Your Perfect Assignment is Just a Click Away

We Write Custom Academic Papers

100% Original, Plagiarism Free, Customized to your instructions!


College Data Set Exploration Exercise

College Data Set Exploration Exercise


This exercise relates to the College data set, which can be found in the file College.csv. It contains a number of variables for 777 different universities and colleges in the US. The variables are

  • Private : Public/private indicator
  • Apps : Number of applications received
  • Accept : Number of applicants accepted
  • • Enroll : Number of new students enrolled

  • Top10perc : New students from top 10 % of high school class
  • • Top25perc : New students from top 25 % of high school class

    • F.Undergrad : Number of full-time undergraduates

    • P.Undergrad : Number of part-time undergraduates

  • Outstate : Out-of-state tuition
  • • Room.Board : Room and board costs

  • Books : Estimated book costs
  • Personal : Estimated personal spending
  • PhD : Percent of faculty with Ph.D.’s
  • Terminal : Percent of faculty with terminal degree
  • • S.F.Ratio : Student/faculty ratio

    • perc.alumni : Percent of alumni who donate

    • Expend : Instructional expenditure per student

    • Grad.Rate : Graduation rate

    Before reading the data into R, it can be viewed in Excel or a text editor.

    (a) Use the read.csv() function to read the data into R. Call the loaded data college. Make sure that you have the directory set to the correct location for the data.

    (b) Look at the data using the fix() function. You should notice that the first column is just the name of each university. We don’t really want R to treat this as data. However, it may be handy to have these names for later. Try the following commands: 2.4 Exercises 55 > rownames (college )=college [,1] > fix(college) You should see that there is now a row.names column with the name of each university recorded. This means that R has given each row a name corresponding to the appropriate university. R will not try to perform calculations on the row names. However, we still need to eliminate the first column in the data where the names are stored. Try > college =college [,-1] > fix(college) Now you should see that the first data column is Private. Note that another column labeled row.names now appears before the Private column. However, this is not a data column but rather the name that R is giving to each row.

    (c) i. Use the summary() function to produce a numerical summary of the variables in the data set.

    ii. Use the pairs() function to produce a scatterplot matrix of the first ten columns or variables of the data. Recall that you can reference the first ten columns of a matrix A using A[,1:10].

    iii. Use the plot() function to produce side-by-side boxplots of Outstate versus Private.

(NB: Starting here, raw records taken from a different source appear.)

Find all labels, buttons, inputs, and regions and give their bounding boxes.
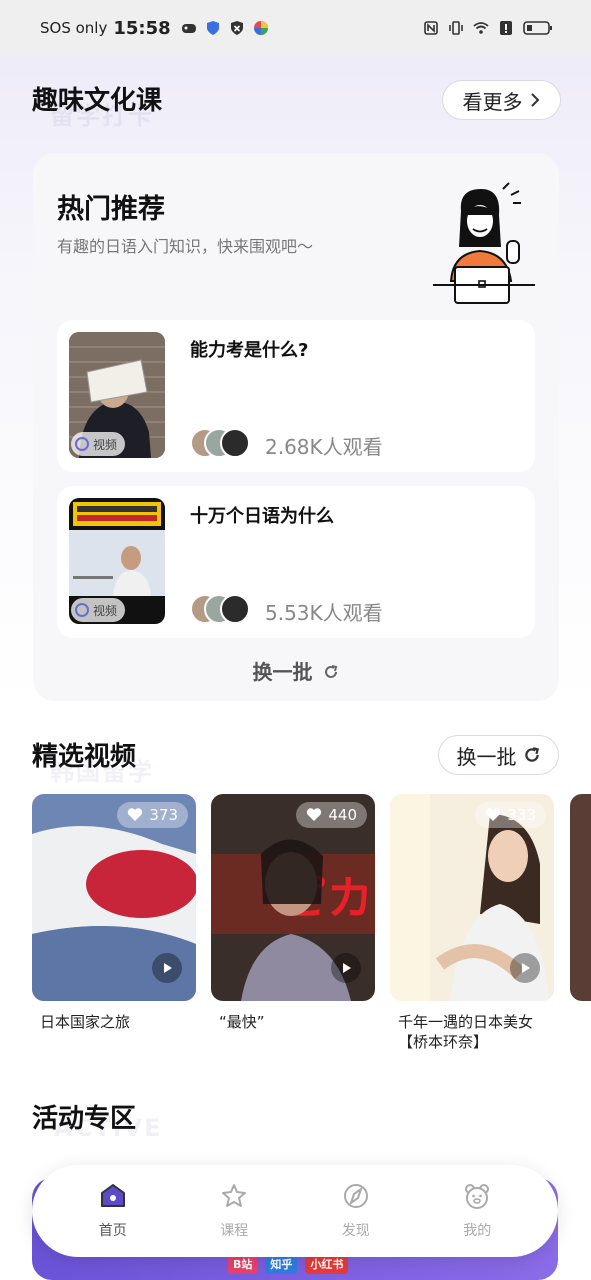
heart-icon xyxy=(307,808,322,821)
viewer-avatars xyxy=(190,428,254,458)
avatar xyxy=(220,428,250,458)
video-badge-icon xyxy=(75,437,89,451)
video-title: 千年一遇的日本美女【桥本环奈】 xyxy=(398,1013,534,1051)
status-bar: SOS only 15:58 xyxy=(0,0,591,56)
video-badge: 视频 xyxy=(71,598,126,622)
play-icon xyxy=(510,953,540,983)
video-title: 日本国家之旅 xyxy=(40,1013,131,1031)
videos-section-title: 精选视频 xyxy=(32,742,137,772)
view-count: 5.53K人观看 xyxy=(265,601,383,625)
play-icon xyxy=(152,953,182,983)
app-logo-icon xyxy=(253,21,268,35)
hot-item[interactable]: 视频 十万个日语为什么 5.53K人观看 xyxy=(57,486,535,638)
video-badge: 视频 xyxy=(71,432,126,456)
heart-icon xyxy=(128,808,143,821)
nav-label: 首页 xyxy=(98,1223,127,1239)
viewer-avatars xyxy=(190,594,254,624)
activity-section-title: 活动专区 xyxy=(32,1104,137,1134)
refresh-label: 换一批 xyxy=(252,660,313,684)
banner-tag: B站 xyxy=(228,1254,258,1274)
shield-icon xyxy=(206,21,219,35)
girl-laptop-illustration xyxy=(433,182,535,304)
refresh-hot-button[interactable]: 换一批 xyxy=(33,656,559,685)
video-badge-label: 视频 xyxy=(93,437,118,452)
hot-item-title: 十万个日语为什么 xyxy=(190,506,334,527)
carrier-text: SOS only xyxy=(40,19,108,37)
nav-discover[interactable]: 发现 xyxy=(311,1182,401,1240)
compass-icon xyxy=(343,1184,368,1208)
chevron-right-icon xyxy=(530,93,539,107)
video-card[interactable]: ピカ 440 xyxy=(211,794,375,1001)
video-card[interactable]: 333 xyxy=(390,794,554,1001)
bottom-nav: 首页 课程 发现 我的 xyxy=(32,1165,558,1257)
wifi-icon xyxy=(473,22,489,34)
battery-icon xyxy=(523,21,552,35)
nav-label: 课程 xyxy=(220,1223,249,1239)
refresh-videos-button[interactable]: 换一批 xyxy=(438,735,559,775)
refresh-icon xyxy=(325,665,338,678)
clock: 15:58 xyxy=(113,17,171,39)
hot-title: 热门推荐 xyxy=(57,194,165,225)
like-badge: 440 xyxy=(296,802,367,828)
refresh-icon xyxy=(524,747,539,762)
view-count: 2.68K人观看 xyxy=(265,435,383,459)
nav-home[interactable]: 首页 xyxy=(68,1182,158,1240)
like-badge: 373 xyxy=(117,802,188,828)
nav-label: 我的 xyxy=(463,1223,492,1239)
hot-recommend-card: 热门推荐 有趣的日语入门知识，快来围观吧～ 视频 能力考是什么? 2.68K人观… xyxy=(33,153,559,701)
hot-item[interactable]: 视频 能力考是什么? 2.68K人观看 xyxy=(57,320,535,472)
culture-section-title: 趣味文化课 xyxy=(32,86,163,116)
banner-tags: B站 知乎 小红书 xyxy=(228,1254,349,1274)
banner-tag: 小红书 xyxy=(305,1254,349,1274)
game-icon xyxy=(181,24,196,33)
video-card-partial[interactable] xyxy=(570,794,591,1001)
nav-profile[interactable]: 我的 xyxy=(432,1182,522,1240)
avatar xyxy=(220,594,250,624)
banner-tag: 知乎 xyxy=(265,1254,298,1274)
video-thumbnail: 视频 xyxy=(69,498,165,624)
video-title: “最快” xyxy=(219,1013,265,1031)
like-badge: 333 xyxy=(475,802,546,828)
heart-icon xyxy=(486,808,501,821)
nav-courses[interactable]: 课程 xyxy=(189,1182,279,1240)
like-count: 333 xyxy=(507,806,536,824)
alert-icon xyxy=(500,21,512,35)
nav-label: 发现 xyxy=(341,1223,370,1239)
security-icon xyxy=(230,21,243,35)
refresh-label: 换一批 xyxy=(456,744,517,769)
video-badge-icon xyxy=(75,603,89,617)
video-card[interactable]: 373 xyxy=(32,794,196,1001)
play-icon xyxy=(331,953,361,983)
like-count: 373 xyxy=(149,806,178,824)
video-badge-label: 视频 xyxy=(93,603,118,618)
bear-icon xyxy=(465,1184,490,1209)
vibrate-icon xyxy=(449,21,463,35)
like-count: 440 xyxy=(328,806,357,824)
hot-subtitle: 有趣的日语入门知识，快来围观吧～ xyxy=(57,237,314,256)
star-icon xyxy=(222,1184,247,1207)
see-more-button[interactable]: 看更多 xyxy=(442,80,561,120)
nfc-icon xyxy=(424,21,438,35)
video-thumbnail: 视频 xyxy=(69,332,165,458)
hot-item-title: 能力考是什么? xyxy=(190,340,309,361)
see-more-label: 看更多 xyxy=(462,89,523,114)
home-icon xyxy=(100,1184,125,1207)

    iv. Create a new qualitative variable, called Elite, by binning the Top10perc variable. We are going to divide universities into two groups based on whether or not the proportion of students coming from the top 10 % of their high school classes exceeds 50 %. > Elite=rep(“No”,nrow(college )) > Elite[college$Top10perc >50]=” Yes” > Elite=as.factor(Elite) > college=data.frame(college , Elite) Use the summary() function to see how many elite universities there are. Now use the plot() function to produce side-by-side boxplots of Outstate versus Elite.

    v. Use the hist() function to produce some histograms with differing numbers of bins for a few of the quantitative variables. You may find the command par(mfrow=c(2,2)) useful: it will divide the print window into four regions so that four plots can be made simultaneously. Modifying the arguments to this function will divide the screen in other ways.

    vi. Continue exploring the data, and provide a brief summary of what you discover.…

    Order Solution Now

    Our Service Charter

    1. Professional & Expert Writers: Writers Hero only hires the best. Our writers are specially selected and recruited, after which they undergo further training to perfect their skills for specialization purposes. Moreover, our writers are holders of masters and Ph.D. degrees. They have impressive academic records, besides being native English speakers.

    2. Top Quality Papers: Our customers are always guaranteed papers that exceed their expectations. All our writers have +5 years of experience. This implies that all papers are written by individuals who are experts in their fields. In addition, the quality team reviews all the papers before sending them to the customers.

    3. Plagiarism-Free Papers: All papers provided by Writers Hero are written from scratch. Appropriate referencing and citation of key information are followed. Plagiarism checkers are used by the Quality assurance team and our editors just to double-check that there are no instances of plagiarism.

    4. Timely Delivery: Time wasted is equivalent to a failed dedication and commitment. Writers Hero is known for timely delivery of any pending customer orders. Customers are well informed of the progress of their papers to ensure they keep track of what the writer is providing before the final draft is sent for grading.

    5. Affordable Prices: Our prices are fairly structured to fit all groups. Any customer willing to place their assignments with us can do so at very affordable prices. In addition, our customers enjoy regular discounts and bonuses.

    6. 24/7 Customer Support: At Writers Hero, we have put in place a team of experts who answer all customer inquiries promptly. The best part is the ever-availability of the team. Customers can make inquiries anytime.